I binge watched Breaking Bad's entire series about 8 times...but not in the same day!


----------



## Aunt Marg (Feb 18, 2021)

My day would glue himself to the television and binge-watch Bond, when they'd put on an entire week of James Bond 007 shows.


----------



## terry123 (Feb 18, 2021)

I could go for the James Bond movies!


----------



## Aunt Marg (Feb 18, 2021)

terry123 said:


> I could go for the James Bond movies!


I have to admit, Terry, I always enjoyed them, too.


----------



## Pappy (Feb 19, 2021)

Not normally, but we did watch two seasons of Yellowstone awhile back.


----------



## Ruthanne (Feb 19, 2021)

Ruthanne said:


> I binge watched Breaking Bad's entire series about 8 times...but not in the same day!
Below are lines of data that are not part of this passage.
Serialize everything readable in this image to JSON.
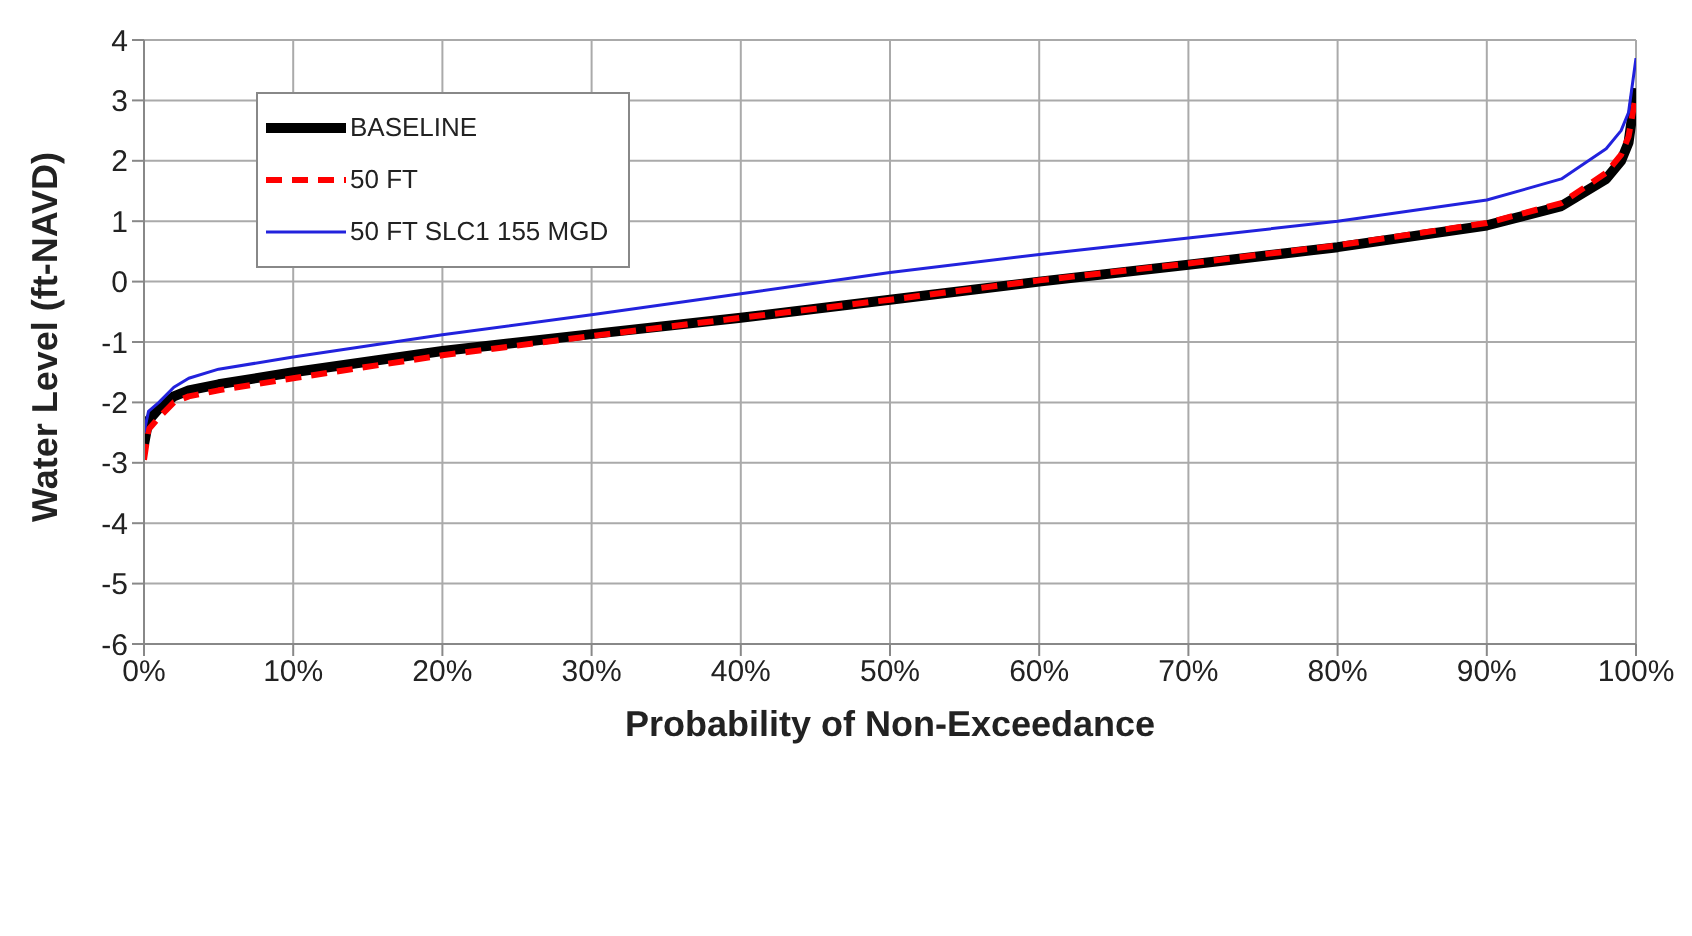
{
  "chart_data": {
    "type": "line",
    "xlabel": "Probability of Non-Exceedance",
    "ylabel": "Water Level (ft-NAVD)",
    "x": [
      0,
      0.3,
      1,
      2,
      3,
      5,
      10,
      20,
      30,
      40,
      50,
      60,
      70,
      80,
      90,
      95,
      98,
      99,
      99.5,
      100
    ],
    "series": [
      {
        "name": "BASELINE",
        "color": "#000000",
        "line_style": "solid",
        "values": [
          -2.7,
          -2.3,
          -2.1,
          -1.9,
          -1.8,
          -1.7,
          -1.5,
          -1.15,
          -0.87,
          -0.6,
          -0.3,
          0,
          0.28,
          0.57,
          0.93,
          1.25,
          1.7,
          2.0,
          2.3,
          3.2
        ]
      },
      {
        "name": "50 FT",
        "color": "#ff0000",
        "line_style": "dashed",
        "values": [
          -2.95,
          -2.45,
          -2.25,
          -2.0,
          -1.9,
          -1.8,
          -1.6,
          -1.22,
          -0.9,
          -0.6,
          -0.3,
          0.02,
          0.3,
          0.6,
          0.97,
          1.3,
          1.8,
          2.1,
          2.4,
          3.1
        ]
      },
      {
        "name": "50 FT SLC1 155 MGD",
        "color": "#2222dd",
        "line_style": "solid",
        "values": [
          -2.5,
          -2.15,
          -2.0,
          -1.75,
          -1.6,
          -1.45,
          -1.25,
          -0.88,
          -0.55,
          -0.2,
          0.15,
          0.45,
          0.72,
          1.0,
          1.35,
          1.7,
          2.2,
          2.5,
          2.8,
          3.7
        ]
      }
    ],
    "xlim": [
      0,
      100
    ],
    "xticks": [
      {
        "value": 0,
        "label": "0%"
      },
      {
        "value": 10,
        "label": "10%"
      },
      {
        "value": 20,
        "label": "20%"
      },
      {
        "value": 30,
        "label": "30%"
      },
      {
        "value": 40,
        "label": "40%"
      },
      {
        "value": 50,
        "label": "50%"
      },
      {
        "value": 60,
        "label": "60%"
      },
      {
        "value": 70,
        "label": "70%"
      },
      {
        "value": 80,
        "label": "80%"
      },
      {
        "value": 90,
        "label": "90%"
      },
      {
        "value": 100,
        "label": "100%"
      }
    ],
    "ylim": [
      -6,
      4
    ],
    "yticks": [
      -6,
      -5,
      -4,
      -3,
      -2,
      -1,
      0,
      1,
      2,
      3,
      4
    ],
    "grid": true,
    "legend": "top left",
    "marker": "none"
  }
}
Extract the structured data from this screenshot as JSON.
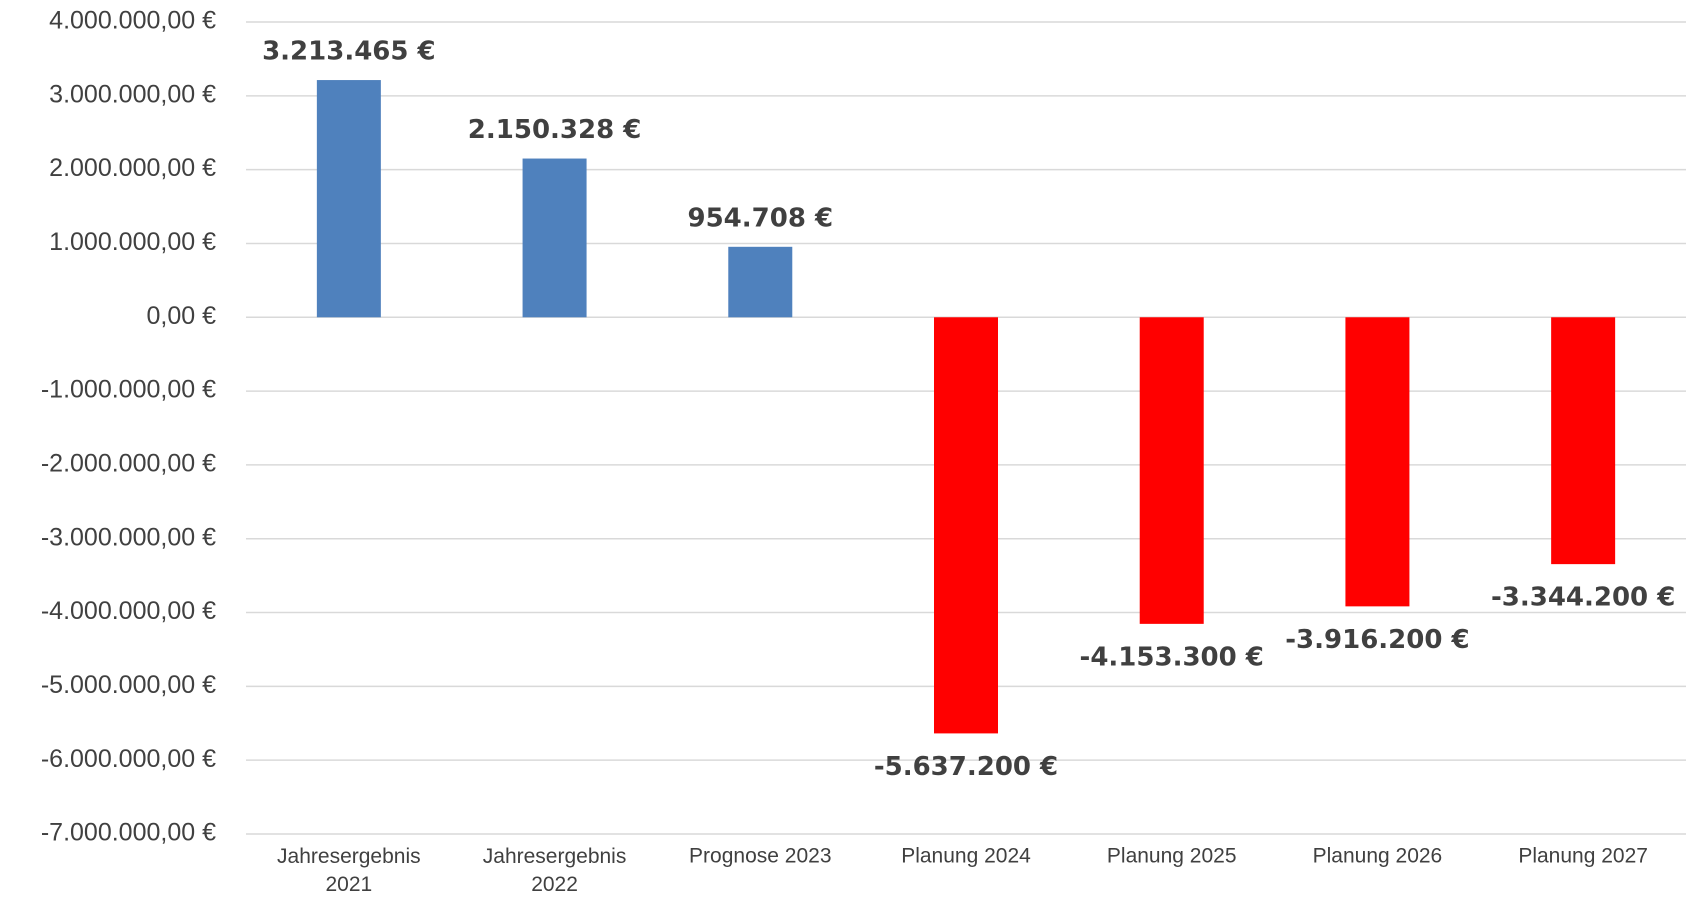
{
  "chart_data": {
    "type": "bar",
    "categories": [
      "Jahresergebnis 2021",
      "Jahresergebnis 2022",
      "Prognose 2023",
      "Planung 2024",
      "Planung 2025",
      "Planung 2026",
      "Planung 2027"
    ],
    "values": [
      3213465,
      2150328,
      954708,
      -5637200,
      -4153300,
      -3916200,
      -3344200
    ],
    "value_labels": [
      "3.213.465 €",
      "2.150.328 €",
      "954.708 €",
      "-5.637.200 €",
      "-4.153.300 €",
      "-3.916.200 €",
      "-3.344.200 €"
    ],
    "colors": [
      "#4f81bd",
      "#4f81bd",
      "#4f81bd",
      "#ff0000",
      "#ff0000",
      "#ff0000",
      "#ff0000"
    ],
    "ylim": [
      -7000000,
      4000000
    ],
    "yticks": [
      {
        "value": -7000000,
        "label": "-7.000.000,00 €"
      },
      {
        "value": -6000000,
        "label": "-6.000.000,00 €"
      },
      {
        "value": -5000000,
        "label": "-5.000.000,00 €"
      },
      {
        "value": -4000000,
        "label": "-4.000.000,00 €"
      },
      {
        "value": -3000000,
        "label": "-3.000.000,00 €"
      },
      {
        "value": -2000000,
        "label": "-2.000.000,00 €"
      },
      {
        "value": -1000000,
        "label": "-1.000.000,00 €"
      },
      {
        "value": 0,
        "label": "0,00 €"
      },
      {
        "value": 1000000,
        "label": "1.000.000,00 €"
      },
      {
        "value": 2000000,
        "label": "2.000.000,00 €"
      },
      {
        "value": 3000000,
        "label": "3.000.000,00 €"
      },
      {
        "value": 4000000,
        "label": "4.000.000,00 €"
      }
    ],
    "grid": true
  }
}
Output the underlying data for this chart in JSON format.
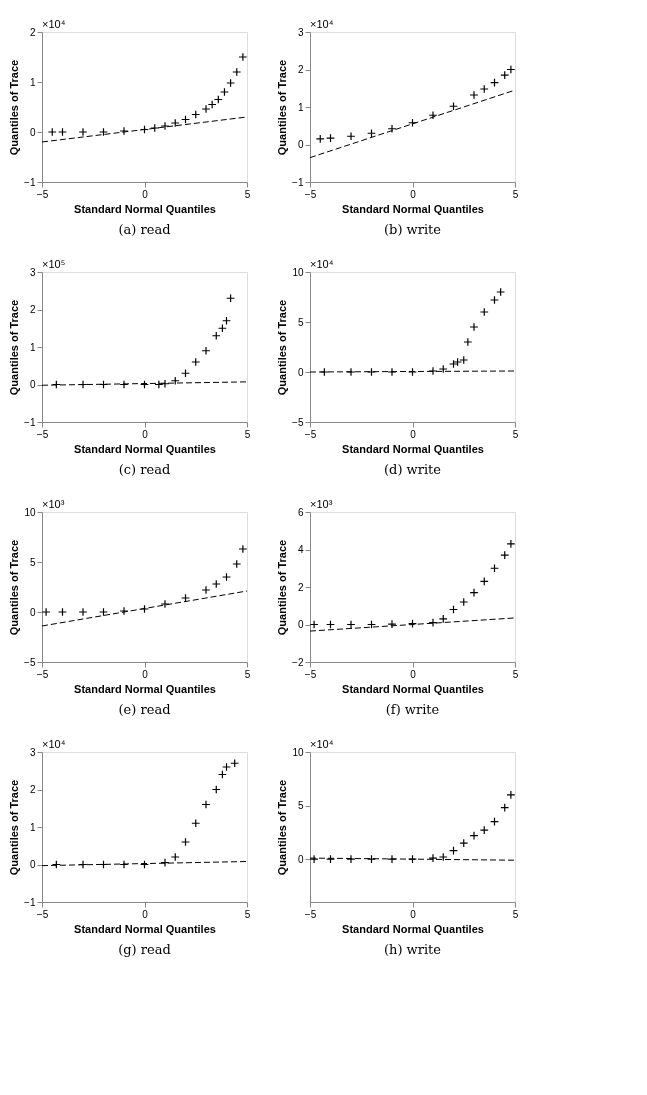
{
  "chart_data": [
    {
      "type": "scatter",
      "title": "(a) read",
      "xlabel": "Standard Normal Quantiles",
      "ylabel": "Quantiles of Trace",
      "annotations": [
        "×10⁴"
      ],
      "xlim": [
        -5,
        5
      ],
      "ylim": [
        -1,
        2
      ],
      "xticks": [
        -5,
        0,
        5
      ],
      "yticks": [
        -1,
        0,
        1,
        2
      ],
      "grid": false,
      "series": [
        {
          "type": "scatter",
          "marker": "cross",
          "color": "#000000",
          "x": [
            -4.5,
            -4,
            -3,
            -2,
            -1,
            0,
            0.5,
            1,
            1.5,
            2,
            2.5,
            3,
            3.3,
            3.6,
            3.9,
            4.2,
            4.5,
            4.8
          ],
          "values": [
            0,
            0,
            0,
            0,
            0.02,
            0.05,
            0.08,
            0.12,
            0.18,
            0.25,
            0.35,
            0.46,
            0.55,
            0.65,
            0.8,
            0.98,
            1.2,
            1.5
          ]
        },
        {
          "type": "line",
          "line_style": "dashed",
          "color": "#000000",
          "x": [
            -5,
            5
          ],
          "values": [
            -0.2,
            0.3
          ]
        }
      ]
    },
    {
      "type": "scatter",
      "title": "(b) write",
      "xlabel": "Standard Normal Quantiles",
      "ylabel": "Quantiles of Trace",
      "annotations": [
        "×10⁴"
      ],
      "xlim": [
        -5,
        5
      ],
      "ylim": [
        -1,
        3
      ],
      "xticks": [
        -5,
        0,
        5
      ],
      "yticks": [
        -1,
        0,
        1,
        2,
        3
      ],
      "grid": false,
      "series": [
        {
          "type": "scatter",
          "marker": "cross",
          "color": "#000000",
          "x": [
            -4.5,
            -4,
            -3,
            -2,
            -1,
            0,
            1,
            2,
            3,
            3.5,
            4,
            4.5,
            4.8
          ],
          "values": [
            0.15,
            0.17,
            0.22,
            0.3,
            0.42,
            0.58,
            0.78,
            1.02,
            1.32,
            1.48,
            1.65,
            1.85,
            2.0
          ]
        },
        {
          "type": "line",
          "line_style": "dashed",
          "color": "#000000",
          "x": [
            -5,
            5
          ],
          "values": [
            -0.35,
            1.45
          ]
        }
      ]
    },
    {
      "type": "scatter",
      "title": "(c) read",
      "xlabel": "Standard Normal Quantiles",
      "ylabel": "Quantiles of Trace",
      "annotations": [
        "×10⁵"
      ],
      "xlim": [
        -5,
        5
      ],
      "ylim": [
        -1,
        3
      ],
      "xticks": [
        -5,
        0,
        5
      ],
      "yticks": [
        -1,
        0,
        1,
        2,
        3
      ],
      "grid": false,
      "series": [
        {
          "type": "scatter",
          "marker": "cross",
          "color": "#000000",
          "x": [
            -4.3,
            -3,
            -2,
            -1,
            0,
            0.7,
            1,
            1.5,
            2,
            2.5,
            3,
            3.5,
            3.8,
            4,
            4.2
          ],
          "values": [
            0,
            0,
            0,
            0,
            0,
            0,
            0.02,
            0.1,
            0.3,
            0.6,
            0.9,
            1.3,
            1.5,
            1.7,
            2.3
          ]
        },
        {
          "type": "line",
          "line_style": "dashed",
          "color": "#000000",
          "x": [
            -5,
            5
          ],
          "values": [
            -0.02,
            0.07
          ]
        }
      ]
    },
    {
      "type": "scatter",
      "title": "(d) write",
      "xlabel": "Standard Normal Quantiles",
      "ylabel": "Quantiles of Trace",
      "annotations": [
        "×10⁴"
      ],
      "xlim": [
        -5,
        5
      ],
      "ylim": [
        -5,
        10
      ],
      "xticks": [
        -5,
        0,
        5
      ],
      "yticks": [
        -5,
        0,
        5,
        10
      ],
      "grid": false,
      "series": [
        {
          "type": "scatter",
          "marker": "cross",
          "color": "#000000",
          "x": [
            -4.3,
            -3,
            -2,
            -1,
            0,
            1,
            1.5,
            2,
            2.2,
            2.5,
            2.7,
            3,
            3.5,
            4,
            4.3
          ],
          "values": [
            0,
            0,
            0,
            0,
            0,
            0.1,
            0.3,
            0.8,
            1.0,
            1.2,
            3.0,
            4.5,
            6.0,
            7.2,
            8.0
          ]
        },
        {
          "type": "line",
          "line_style": "dashed",
          "color": "#000000",
          "x": [
            -5,
            5
          ],
          "values": [
            0,
            0.1
          ]
        }
      ]
    },
    {
      "type": "scatter",
      "title": "(e) read",
      "xlabel": "Standard Normal Quantiles",
      "ylabel": "Quantiles of Trace",
      "annotations": [
        "×10³"
      ],
      "xlim": [
        -5,
        5
      ],
      "ylim": [
        -5,
        10
      ],
      "xticks": [
        -5,
        0,
        5
      ],
      "yticks": [
        -5,
        0,
        5,
        10
      ],
      "grid": false,
      "series": [
        {
          "type": "scatter",
          "marker": "cross",
          "color": "#000000",
          "x": [
            -4.8,
            -4,
            -3,
            -2,
            -1,
            0,
            1,
            2,
            3,
            3.5,
            4,
            4.5,
            4.8
          ],
          "values": [
            0,
            0,
            0,
            0,
            0.1,
            0.3,
            0.8,
            1.4,
            2.2,
            2.8,
            3.5,
            4.8,
            6.3
          ]
        },
        {
          "type": "line",
          "line_style": "dashed",
          "color": "#000000",
          "x": [
            -5,
            5
          ],
          "values": [
            -1.4,
            2.1
          ]
        }
      ]
    },
    {
      "type": "scatter",
      "title": "(f) write",
      "xlabel": "Standard Normal Quantiles",
      "ylabel": "Quantiles of Trace",
      "annotations": [
        "×10³"
      ],
      "xlim": [
        -5,
        5
      ],
      "ylim": [
        -2,
        6
      ],
      "xticks": [
        -5,
        0,
        5
      ],
      "yticks": [
        -2,
        0,
        2,
        4,
        6
      ],
      "grid": false,
      "series": [
        {
          "type": "scatter",
          "marker": "cross",
          "color": "#000000",
          "x": [
            -4.8,
            -4,
            -3,
            -2,
            -1,
            0,
            1,
            1.5,
            2,
            2.5,
            3,
            3.5,
            4,
            4.5,
            4.8
          ],
          "values": [
            0,
            0,
            0,
            0,
            0.02,
            0.05,
            0.1,
            0.3,
            0.8,
            1.2,
            1.7,
            2.3,
            3.0,
            3.7,
            4.3
          ]
        },
        {
          "type": "line",
          "line_style": "dashed",
          "color": "#000000",
          "x": [
            -5,
            5
          ],
          "values": [
            -0.35,
            0.35
          ]
        }
      ]
    },
    {
      "type": "scatter",
      "title": "(g) read",
      "xlabel": "Standard Normal Quantiles",
      "ylabel": "Quantiles of Trace",
      "annotations": [
        "×10⁴"
      ],
      "xlim": [
        -5,
        5
      ],
      "ylim": [
        -1,
        3
      ],
      "xticks": [
        -5,
        0,
        5
      ],
      "yticks": [
        -1,
        0,
        1,
        2,
        3
      ],
      "grid": false,
      "series": [
        {
          "type": "scatter",
          "marker": "cross",
          "color": "#000000",
          "x": [
            -4.3,
            -3,
            -2,
            -1,
            0,
            1,
            1.5,
            2,
            2.5,
            3,
            3.5,
            3.8,
            4,
            4.4
          ],
          "values": [
            0,
            0,
            0,
            0,
            0,
            0.05,
            0.2,
            0.6,
            1.1,
            1.6,
            2.0,
            2.4,
            2.6,
            2.7
          ]
        },
        {
          "type": "line",
          "line_style": "dashed",
          "color": "#000000",
          "x": [
            -5,
            5
          ],
          "values": [
            -0.03,
            0.08
          ]
        }
      ]
    },
    {
      "type": "scatter",
      "title": "(h) write",
      "xlabel": "Standard Normal Quantiles",
      "ylabel": "Quantiles of Trace",
      "annotations": [
        "×10⁴"
      ],
      "xlim": [
        -5,
        5
      ],
      "ylim": [
        -4,
        10
      ],
      "xticks": [
        -5,
        0,
        5
      ],
      "yticks": [
        0,
        5,
        10
      ],
      "grid": false,
      "series": [
        {
          "type": "scatter",
          "marker": "cross",
          "color": "#000000",
          "x": [
            -4.8,
            -4,
            -3,
            -2,
            -1,
            0,
            1,
            1.5,
            2,
            2.5,
            3,
            3.5,
            4,
            4.5,
            4.8
          ],
          "values": [
            0,
            0,
            0,
            0,
            0,
            0,
            0.1,
            0.2,
            0.8,
            1.5,
            2.2,
            2.7,
            3.5,
            4.8,
            6.0
          ]
        },
        {
          "type": "line",
          "line_style": "dashed",
          "color": "#000000",
          "x": [
            -5,
            5
          ],
          "values": [
            0.1,
            -0.1
          ]
        }
      ]
    }
  ]
}
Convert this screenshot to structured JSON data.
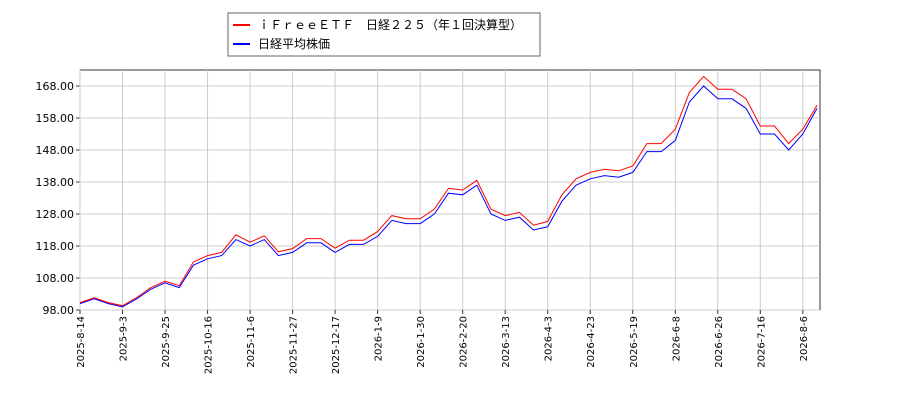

And not even in the same month!


----------



## Sliverfox (Feb 20, 2021)

Will be glad when  weather is warm enough for outside work,, Hubby will no longer bing-watch television.


----------



## Pinky (Feb 20, 2021)

I must admit to binge-watching The Queen's Gambit on Netlix. It was so good, I couldn't stop watching.


----------



## RubyK (Feb 21, 2021)

Pinky said:


> I must admit to binge-watching The Queen's Gambit on Netlix. It was so good, I couldn't stop watching.


I did the same thing with Queen's Gambit. Loved that series.


----------